I’m not quite sure why but Progress Educational Trust has chosen to put the spotlight on donor choice for its second When It Takes more Than Two event The Recipient Perspective on Thursday 24th January. Anyway, Woman’s Hour on Radio 4 has picked this up and geneticist Marcus Pembrey and I have a seven minute slot towards the end of the programme tomorrow morning 23rd January.
I am devoting only a small amount of the (also) seven minutes I have on Thursday to this topic as I think it is not the most important issue for recipients, but it seems to excite a lot of interest in the media, much of which seems to assume that given a choice of donor most potential parents are going to be gleefully taking the opportunity to by-pass all the undesirable traits of the non-genetic parent and put together a designer list of desired characteristics.

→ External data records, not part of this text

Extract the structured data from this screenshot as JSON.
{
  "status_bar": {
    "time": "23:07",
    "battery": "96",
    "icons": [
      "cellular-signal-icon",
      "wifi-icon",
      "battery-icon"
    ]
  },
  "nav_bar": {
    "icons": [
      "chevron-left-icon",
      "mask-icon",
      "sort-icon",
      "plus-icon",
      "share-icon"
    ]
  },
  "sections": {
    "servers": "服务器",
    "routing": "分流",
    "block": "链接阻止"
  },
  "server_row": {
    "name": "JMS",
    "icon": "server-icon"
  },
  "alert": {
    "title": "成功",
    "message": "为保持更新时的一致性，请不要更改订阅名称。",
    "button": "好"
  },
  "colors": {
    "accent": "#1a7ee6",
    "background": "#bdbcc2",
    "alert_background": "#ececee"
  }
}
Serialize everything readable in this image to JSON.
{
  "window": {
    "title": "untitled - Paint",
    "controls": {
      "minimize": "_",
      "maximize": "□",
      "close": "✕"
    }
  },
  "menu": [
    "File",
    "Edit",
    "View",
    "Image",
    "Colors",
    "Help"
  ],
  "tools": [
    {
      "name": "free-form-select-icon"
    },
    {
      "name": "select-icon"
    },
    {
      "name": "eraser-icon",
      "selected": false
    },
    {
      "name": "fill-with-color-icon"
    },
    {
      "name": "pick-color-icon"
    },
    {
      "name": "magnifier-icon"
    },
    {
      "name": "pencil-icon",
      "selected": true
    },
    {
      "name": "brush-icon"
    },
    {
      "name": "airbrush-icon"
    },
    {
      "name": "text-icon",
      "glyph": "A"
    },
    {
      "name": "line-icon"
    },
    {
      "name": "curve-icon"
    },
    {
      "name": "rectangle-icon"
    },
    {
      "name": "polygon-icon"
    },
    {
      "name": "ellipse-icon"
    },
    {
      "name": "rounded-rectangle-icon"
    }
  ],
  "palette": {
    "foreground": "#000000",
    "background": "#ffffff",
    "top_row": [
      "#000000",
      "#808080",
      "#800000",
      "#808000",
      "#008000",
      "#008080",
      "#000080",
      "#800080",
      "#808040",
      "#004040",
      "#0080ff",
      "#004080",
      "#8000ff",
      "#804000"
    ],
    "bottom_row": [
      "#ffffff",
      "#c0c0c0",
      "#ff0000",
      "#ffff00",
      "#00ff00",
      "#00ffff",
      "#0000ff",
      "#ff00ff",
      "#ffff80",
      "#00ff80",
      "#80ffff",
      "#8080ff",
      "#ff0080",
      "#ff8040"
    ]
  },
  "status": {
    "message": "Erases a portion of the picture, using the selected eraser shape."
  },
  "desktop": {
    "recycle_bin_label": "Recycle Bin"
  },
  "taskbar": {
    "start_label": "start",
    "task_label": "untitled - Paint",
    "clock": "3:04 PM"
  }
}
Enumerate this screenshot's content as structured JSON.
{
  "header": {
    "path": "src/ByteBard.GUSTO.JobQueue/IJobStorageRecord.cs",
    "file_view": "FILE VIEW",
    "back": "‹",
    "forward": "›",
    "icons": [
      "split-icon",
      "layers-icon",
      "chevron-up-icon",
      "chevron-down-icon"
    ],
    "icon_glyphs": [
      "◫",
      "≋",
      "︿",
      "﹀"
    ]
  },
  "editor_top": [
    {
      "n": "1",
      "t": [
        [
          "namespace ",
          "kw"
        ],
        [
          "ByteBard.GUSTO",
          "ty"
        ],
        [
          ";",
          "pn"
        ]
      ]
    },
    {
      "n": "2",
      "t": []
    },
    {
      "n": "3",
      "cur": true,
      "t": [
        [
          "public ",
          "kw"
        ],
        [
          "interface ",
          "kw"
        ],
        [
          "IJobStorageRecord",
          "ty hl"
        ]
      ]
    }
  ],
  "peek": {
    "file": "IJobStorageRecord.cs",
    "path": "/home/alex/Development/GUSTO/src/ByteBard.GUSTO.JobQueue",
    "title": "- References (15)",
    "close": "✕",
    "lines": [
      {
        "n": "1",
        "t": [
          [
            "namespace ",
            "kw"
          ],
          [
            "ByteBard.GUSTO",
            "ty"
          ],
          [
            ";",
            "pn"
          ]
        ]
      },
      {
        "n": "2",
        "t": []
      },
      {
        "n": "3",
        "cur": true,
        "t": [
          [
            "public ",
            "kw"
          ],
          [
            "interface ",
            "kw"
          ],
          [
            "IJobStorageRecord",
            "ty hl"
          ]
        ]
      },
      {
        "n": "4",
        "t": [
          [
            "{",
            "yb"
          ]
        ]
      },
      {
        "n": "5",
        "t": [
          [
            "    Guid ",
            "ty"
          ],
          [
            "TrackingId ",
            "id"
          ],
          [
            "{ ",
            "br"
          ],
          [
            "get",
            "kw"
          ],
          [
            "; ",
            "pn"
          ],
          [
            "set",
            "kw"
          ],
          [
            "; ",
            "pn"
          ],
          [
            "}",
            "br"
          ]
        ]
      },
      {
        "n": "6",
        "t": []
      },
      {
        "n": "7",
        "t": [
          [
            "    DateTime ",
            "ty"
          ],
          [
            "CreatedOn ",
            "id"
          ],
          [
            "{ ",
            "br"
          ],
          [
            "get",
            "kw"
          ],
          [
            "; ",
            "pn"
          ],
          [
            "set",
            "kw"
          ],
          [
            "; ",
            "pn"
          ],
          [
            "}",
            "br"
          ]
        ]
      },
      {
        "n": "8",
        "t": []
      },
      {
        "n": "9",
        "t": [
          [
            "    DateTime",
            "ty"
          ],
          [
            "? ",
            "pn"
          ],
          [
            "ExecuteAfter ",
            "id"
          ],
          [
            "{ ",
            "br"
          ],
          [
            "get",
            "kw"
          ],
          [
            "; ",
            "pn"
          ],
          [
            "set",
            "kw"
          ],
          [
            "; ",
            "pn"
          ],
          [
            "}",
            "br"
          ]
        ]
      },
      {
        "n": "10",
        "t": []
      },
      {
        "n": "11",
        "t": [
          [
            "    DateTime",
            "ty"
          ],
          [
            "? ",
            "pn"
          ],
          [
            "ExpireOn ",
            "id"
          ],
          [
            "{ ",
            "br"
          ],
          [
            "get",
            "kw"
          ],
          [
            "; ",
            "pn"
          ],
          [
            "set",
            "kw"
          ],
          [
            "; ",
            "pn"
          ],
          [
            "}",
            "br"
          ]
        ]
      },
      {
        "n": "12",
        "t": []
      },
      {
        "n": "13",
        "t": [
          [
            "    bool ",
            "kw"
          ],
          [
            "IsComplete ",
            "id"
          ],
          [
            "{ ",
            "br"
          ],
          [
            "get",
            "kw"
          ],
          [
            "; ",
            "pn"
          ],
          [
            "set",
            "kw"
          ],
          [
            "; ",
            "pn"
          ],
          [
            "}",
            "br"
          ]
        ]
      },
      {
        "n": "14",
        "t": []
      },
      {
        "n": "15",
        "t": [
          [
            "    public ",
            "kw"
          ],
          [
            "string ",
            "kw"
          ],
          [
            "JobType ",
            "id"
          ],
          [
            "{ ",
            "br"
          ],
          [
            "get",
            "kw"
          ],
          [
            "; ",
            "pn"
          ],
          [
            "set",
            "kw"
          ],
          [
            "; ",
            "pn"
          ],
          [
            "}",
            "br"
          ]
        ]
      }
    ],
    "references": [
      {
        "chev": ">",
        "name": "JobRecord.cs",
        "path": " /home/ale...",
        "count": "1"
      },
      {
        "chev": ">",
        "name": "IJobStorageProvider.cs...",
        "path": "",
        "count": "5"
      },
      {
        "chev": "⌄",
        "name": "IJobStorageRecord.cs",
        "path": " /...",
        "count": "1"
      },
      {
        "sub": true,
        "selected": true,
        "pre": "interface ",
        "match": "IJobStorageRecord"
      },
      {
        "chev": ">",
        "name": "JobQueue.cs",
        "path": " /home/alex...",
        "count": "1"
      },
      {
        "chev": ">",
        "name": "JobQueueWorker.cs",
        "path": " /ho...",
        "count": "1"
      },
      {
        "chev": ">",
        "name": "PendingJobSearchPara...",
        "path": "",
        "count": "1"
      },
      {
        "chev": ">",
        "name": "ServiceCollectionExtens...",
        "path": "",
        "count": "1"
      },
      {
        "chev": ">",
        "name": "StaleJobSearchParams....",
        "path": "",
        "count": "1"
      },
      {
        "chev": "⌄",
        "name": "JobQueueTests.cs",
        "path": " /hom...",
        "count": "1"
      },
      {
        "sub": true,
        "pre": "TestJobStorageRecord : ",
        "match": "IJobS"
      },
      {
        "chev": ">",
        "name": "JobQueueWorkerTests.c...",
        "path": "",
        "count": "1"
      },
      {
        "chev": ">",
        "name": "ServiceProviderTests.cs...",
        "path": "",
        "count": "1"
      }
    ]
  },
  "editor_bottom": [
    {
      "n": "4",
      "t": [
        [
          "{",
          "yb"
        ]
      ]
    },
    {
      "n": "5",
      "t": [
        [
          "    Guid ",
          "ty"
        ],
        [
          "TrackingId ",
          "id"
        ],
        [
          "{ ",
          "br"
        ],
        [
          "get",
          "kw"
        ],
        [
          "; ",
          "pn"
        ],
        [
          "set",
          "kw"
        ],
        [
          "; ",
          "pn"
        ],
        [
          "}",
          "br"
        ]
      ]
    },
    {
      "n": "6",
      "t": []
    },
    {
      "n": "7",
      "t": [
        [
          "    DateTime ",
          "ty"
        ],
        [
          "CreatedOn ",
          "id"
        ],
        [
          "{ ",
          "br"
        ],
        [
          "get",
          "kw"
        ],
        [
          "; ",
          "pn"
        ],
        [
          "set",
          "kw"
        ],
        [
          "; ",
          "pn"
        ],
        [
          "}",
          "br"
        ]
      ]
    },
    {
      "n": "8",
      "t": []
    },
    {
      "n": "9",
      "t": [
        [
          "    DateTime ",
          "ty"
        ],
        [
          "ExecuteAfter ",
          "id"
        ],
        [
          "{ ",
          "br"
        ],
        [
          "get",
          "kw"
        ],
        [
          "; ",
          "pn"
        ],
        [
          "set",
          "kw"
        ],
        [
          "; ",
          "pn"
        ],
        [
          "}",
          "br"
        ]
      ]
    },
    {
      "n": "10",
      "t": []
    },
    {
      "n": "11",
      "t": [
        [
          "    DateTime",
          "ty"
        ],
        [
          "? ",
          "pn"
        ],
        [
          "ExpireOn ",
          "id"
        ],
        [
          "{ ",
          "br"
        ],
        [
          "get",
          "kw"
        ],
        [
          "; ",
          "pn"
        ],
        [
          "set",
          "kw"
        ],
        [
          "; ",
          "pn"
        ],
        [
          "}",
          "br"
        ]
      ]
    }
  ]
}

What seems to be poorly understood (or does not make good copy) is that certainly for heterosexual couples donor conception is not a first choice. In fact for most it is way down the line and follows many unsuccessful cycles of fertility treatment and much heartache. It is rarely a first choice for single women either, most of whom would have preferred to have a child with a long-term partner. Lesbian and gay couples are the only ones for whom donor conception is the only possibility of having a child with a genetic connection to at least one of them. What these different family groupings have in common is that they just want to be parents, they feel they have something to offer a child and would prefer, in the case of all but gay couples who have no choice but to use a surrogate, to go through a pregnancy and give birth to a child. If the child fits generally into the family in terms of ethnicity, build, colouring etc then that is a bonus because fewer people will question that child’s place in a family and a child will feel more secure as a result. Building a perfect specimen baby from a donor catalogue is the last thing on their minds.
Parents often now understand rudimentary genetics and know in their heads that many traits and talents are not directly inheritable and that environmental factors (epigenetics) turn genes on and off, but in their hearts they need to feel comfortable with a donor. Knowing that he or she is a Samaritan or runs an after-school football team for disadvantaged youngsters helps them to feel good about the person who has contributed to their family by helping give life to their child. Knowing something about the donor as a person helps them build a story for their child and the parent who feels comfortable and confident about donation as a process and about their donor in particular is much more likely to be open with their child and others. In this way a second choice becomes very much NOT second best. I think parents are able to hold in their minds an apparent paradox – intellectually knowing that children are often very different to their parents (they may be themselves), but psychologically wanting their donor to have qualities that mirror the non-genetic parent and might be inherited. And where there is no second parent I have seen no evidence whatsoever of solo mums choosing characteristics that are out of tune with their own family of origin.
For the future I think it is likely that potential parents will want more rather than less information. Some already want it to be available for their child rather than themselves and decline further non-identifying information at the treatment stage if it is offered by a clinic. Some who have gone abroad are anxious about the lack of information for their child in the future. Me, I’d like to think we were moving towards an age – probably still some years hence – when donors and recipients would be brought together in a not-for-profit environment to choose each other. How about that?